Le point sur la grève ce jeudi

Deuxième jour de grève pour le personnel de cabine de Ryanair en Belgique et dans plusieurs autres pays européens.
A Charleroi. Tout comme mercredi, 60% des vols de la compagnie aérienne Ryanair ont été annulés.
A Bruxelles. 11 vols sur 20 sont annulés.

→ Les détails dans cet article

Peut-on reprocher à Ryanair son modèle? Celui-ci a été copié par Michael O’Leary – il nous l’a dit lui-même – sur celui de la compagnie texane Southwest Airlines. Mais un peu jusqu’à la caricature, en méprisant à la fois le personnel et la clientèle, lesquels – tous! – acceptaient leur sort de bonne grâce, les uns car ils avaient trouvé un boulot, les autres des billets à très bon marché.
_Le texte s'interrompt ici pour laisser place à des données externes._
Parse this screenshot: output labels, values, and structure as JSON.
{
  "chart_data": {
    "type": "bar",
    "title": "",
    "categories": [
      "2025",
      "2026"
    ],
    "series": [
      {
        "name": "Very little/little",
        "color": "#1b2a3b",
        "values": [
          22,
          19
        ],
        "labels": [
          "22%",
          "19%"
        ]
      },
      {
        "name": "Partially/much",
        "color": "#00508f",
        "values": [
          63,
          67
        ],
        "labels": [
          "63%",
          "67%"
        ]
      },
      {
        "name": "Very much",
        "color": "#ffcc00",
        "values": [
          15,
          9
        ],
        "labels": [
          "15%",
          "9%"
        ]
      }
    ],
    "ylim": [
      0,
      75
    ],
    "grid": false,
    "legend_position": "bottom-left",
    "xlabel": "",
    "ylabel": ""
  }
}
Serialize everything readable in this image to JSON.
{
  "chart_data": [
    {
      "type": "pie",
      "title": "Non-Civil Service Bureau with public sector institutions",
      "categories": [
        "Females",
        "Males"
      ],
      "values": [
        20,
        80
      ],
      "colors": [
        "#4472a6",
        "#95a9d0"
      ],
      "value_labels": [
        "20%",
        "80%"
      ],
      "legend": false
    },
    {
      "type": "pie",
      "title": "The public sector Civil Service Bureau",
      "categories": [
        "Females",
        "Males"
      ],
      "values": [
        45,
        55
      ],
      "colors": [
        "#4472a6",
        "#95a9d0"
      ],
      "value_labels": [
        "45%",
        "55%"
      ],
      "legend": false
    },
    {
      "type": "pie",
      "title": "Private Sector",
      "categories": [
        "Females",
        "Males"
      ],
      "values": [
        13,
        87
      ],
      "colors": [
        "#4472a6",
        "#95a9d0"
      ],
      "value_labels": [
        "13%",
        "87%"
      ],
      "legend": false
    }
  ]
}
Sans comprendre que leur soumission arrangeait les actionnaires aussi.

Lisez aussi notre Edito La caricature du low cost a vécu

Cette béatitude parfaitement compréhensible a fait souffrir des compagnies aériennes bien installées sur le marché, qu’il fût nord-américain, asiatique ou européen. Il est clair qu’aujourd’hui encore, des Air France, Alitalia et autres, en raison de syndicats dépassés, n’ont pas encore compris qu’il est vital de s’adapter aux nouvelles normes dictées par les low cost et en tout cas sur les réseaux domestiques. Nous entendons par là le continent européen.

Le low cost garde ses attraits

Quant au long-courrier, si le low cost paraît encore loin de s’imposer pour des tas de raisons, le service de grande classe garde les faveurs d’une clientèle assez large pour en assurer la rentabilité.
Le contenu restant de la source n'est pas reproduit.